Outros ministros já foram alvos de mandados da Polícia Federal e investigações no âmbito da Operação Lava Jato e outras, mas foram arquivados ou ainda estão em andamento. Um dos mais conhecidos diz respeito ao ministro-chefe da Casa Civil, Rui Costa (PT), que é alvo de inquérito no STJ em razão da compra de respiradores pelo Consórcio Nordeste que nunca foram entregues.

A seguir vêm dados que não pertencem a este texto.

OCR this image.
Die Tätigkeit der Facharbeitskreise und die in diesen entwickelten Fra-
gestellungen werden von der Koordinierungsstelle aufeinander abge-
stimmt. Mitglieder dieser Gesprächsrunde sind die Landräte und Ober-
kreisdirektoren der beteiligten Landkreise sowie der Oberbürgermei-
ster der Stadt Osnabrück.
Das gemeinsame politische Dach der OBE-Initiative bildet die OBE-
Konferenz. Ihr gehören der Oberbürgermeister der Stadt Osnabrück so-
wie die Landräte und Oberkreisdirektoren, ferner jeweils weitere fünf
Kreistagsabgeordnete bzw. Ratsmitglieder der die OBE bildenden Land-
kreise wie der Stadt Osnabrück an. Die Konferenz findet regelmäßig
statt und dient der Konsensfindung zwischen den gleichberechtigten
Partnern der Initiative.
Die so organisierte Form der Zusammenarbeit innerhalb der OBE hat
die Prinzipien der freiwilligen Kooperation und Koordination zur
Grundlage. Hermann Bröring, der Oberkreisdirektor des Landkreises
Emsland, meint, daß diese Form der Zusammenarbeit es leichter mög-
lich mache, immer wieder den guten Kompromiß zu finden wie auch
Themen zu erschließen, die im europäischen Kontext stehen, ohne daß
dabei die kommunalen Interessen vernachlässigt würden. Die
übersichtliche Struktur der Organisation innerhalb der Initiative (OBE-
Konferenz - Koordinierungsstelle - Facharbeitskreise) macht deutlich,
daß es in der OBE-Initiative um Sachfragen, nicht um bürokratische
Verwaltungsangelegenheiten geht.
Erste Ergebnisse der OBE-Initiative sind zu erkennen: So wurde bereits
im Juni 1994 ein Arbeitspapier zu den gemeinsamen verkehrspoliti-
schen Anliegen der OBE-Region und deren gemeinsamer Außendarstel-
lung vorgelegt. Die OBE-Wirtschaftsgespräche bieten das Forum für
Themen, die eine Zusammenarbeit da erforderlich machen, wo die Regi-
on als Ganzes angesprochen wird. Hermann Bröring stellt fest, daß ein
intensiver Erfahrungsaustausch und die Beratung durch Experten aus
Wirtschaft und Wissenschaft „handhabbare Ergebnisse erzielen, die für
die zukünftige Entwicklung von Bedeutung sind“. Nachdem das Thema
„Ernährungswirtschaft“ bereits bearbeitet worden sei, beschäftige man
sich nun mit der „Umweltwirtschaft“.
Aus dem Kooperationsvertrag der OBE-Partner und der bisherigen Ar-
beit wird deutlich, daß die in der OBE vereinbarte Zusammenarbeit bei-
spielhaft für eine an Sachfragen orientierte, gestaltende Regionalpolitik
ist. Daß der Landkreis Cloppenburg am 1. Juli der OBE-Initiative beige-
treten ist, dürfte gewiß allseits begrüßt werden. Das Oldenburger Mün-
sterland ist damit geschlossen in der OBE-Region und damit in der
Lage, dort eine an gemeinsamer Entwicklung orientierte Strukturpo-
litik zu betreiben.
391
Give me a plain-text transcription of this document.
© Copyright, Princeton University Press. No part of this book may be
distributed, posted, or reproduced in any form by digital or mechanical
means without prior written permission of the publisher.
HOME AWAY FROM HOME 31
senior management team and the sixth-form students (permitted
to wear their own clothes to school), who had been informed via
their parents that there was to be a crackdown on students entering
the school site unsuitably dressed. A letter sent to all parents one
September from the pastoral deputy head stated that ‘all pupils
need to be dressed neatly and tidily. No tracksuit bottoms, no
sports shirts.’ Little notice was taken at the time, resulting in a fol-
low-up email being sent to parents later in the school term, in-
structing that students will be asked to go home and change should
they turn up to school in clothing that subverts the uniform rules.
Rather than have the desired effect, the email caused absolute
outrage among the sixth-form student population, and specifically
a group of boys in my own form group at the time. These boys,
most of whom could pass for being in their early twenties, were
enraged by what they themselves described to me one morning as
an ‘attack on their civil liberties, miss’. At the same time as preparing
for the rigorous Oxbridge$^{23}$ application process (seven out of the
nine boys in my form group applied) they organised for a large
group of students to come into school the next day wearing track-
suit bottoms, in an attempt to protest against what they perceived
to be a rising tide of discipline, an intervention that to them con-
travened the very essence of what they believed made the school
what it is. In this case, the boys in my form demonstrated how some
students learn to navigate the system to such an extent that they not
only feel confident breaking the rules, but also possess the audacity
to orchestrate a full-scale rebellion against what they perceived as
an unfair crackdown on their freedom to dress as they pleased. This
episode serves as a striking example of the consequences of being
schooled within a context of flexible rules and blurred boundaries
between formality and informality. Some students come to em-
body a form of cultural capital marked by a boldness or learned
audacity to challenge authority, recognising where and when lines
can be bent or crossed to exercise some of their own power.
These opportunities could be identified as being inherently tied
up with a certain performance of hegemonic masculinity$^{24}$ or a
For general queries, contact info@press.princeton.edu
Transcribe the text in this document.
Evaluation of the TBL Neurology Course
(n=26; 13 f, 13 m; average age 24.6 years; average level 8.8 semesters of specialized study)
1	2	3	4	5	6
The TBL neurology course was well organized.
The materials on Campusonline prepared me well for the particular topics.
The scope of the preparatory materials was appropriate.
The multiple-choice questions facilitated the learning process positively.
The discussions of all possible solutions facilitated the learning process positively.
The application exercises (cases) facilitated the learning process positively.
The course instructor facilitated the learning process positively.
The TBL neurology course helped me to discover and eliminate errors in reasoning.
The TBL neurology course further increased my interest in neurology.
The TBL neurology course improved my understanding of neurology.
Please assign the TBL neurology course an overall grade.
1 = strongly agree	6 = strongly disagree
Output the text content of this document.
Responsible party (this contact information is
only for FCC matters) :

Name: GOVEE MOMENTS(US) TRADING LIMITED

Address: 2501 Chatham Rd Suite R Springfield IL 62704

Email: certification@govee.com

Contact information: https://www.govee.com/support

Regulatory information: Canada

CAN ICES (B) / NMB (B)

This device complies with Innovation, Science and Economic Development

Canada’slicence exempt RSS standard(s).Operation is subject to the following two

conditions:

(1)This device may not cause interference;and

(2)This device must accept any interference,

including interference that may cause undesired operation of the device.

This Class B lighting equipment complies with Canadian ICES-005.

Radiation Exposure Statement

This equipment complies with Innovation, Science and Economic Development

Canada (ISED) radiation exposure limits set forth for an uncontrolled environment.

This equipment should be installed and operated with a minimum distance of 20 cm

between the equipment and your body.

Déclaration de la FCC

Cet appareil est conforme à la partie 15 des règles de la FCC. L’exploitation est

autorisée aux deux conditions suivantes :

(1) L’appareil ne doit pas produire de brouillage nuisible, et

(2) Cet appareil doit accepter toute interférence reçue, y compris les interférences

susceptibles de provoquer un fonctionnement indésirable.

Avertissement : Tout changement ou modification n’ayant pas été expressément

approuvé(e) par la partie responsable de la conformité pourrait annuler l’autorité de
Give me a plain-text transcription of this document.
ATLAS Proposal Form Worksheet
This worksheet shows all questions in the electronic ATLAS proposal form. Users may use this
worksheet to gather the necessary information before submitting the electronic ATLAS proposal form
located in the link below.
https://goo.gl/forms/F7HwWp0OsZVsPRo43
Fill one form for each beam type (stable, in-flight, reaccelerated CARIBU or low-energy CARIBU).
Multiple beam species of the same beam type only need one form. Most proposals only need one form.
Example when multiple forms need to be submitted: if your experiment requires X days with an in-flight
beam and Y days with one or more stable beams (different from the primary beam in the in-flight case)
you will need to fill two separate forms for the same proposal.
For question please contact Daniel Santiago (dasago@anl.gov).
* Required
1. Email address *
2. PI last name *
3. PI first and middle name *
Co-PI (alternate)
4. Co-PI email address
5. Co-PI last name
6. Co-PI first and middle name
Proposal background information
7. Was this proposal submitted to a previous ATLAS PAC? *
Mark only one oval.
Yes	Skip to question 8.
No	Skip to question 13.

Este boato foi checado por aparecer entre os principais conteúdos suspeitos que circulam no Facebook. O Estadão Verifica tem acesso a uma lista de postagens potencialmente falsas e a dados sobre sua viralização em razão de uma parceria com a rede social. Quando nossas verificações constatam que uma informação é enganosa, o Facebook reduz o alcance de sua circulação. Usuários da rede social e administradores de páginas recebem notificações se tiverem publicado ou compartilhado postagens marcadas como falsas. Um aviso também é enviado a quem quiser postar um conteúdo que tiver sido sinalizado como inverídico anteriormente.
Um pré-requisito para participar da parceria com o Facebook é obter certificação da International Fact Checking Network (IFCN), o que, no caso do Estadão Verifica, ocorreu em janeiro de 2019. A associação internacional de verificadores de fatos exige das entidades certificadas que assinem um código de princípios e assumam compromissos em cinco áreas: apartidarismo e imparcialidade; transparência das fontes; transparência do financiamento e organização; transparência da metodologia; e política de correções aberta e honesta. O comprometimento com essas práticas promove mais equilíbrio e precisão no trabalho.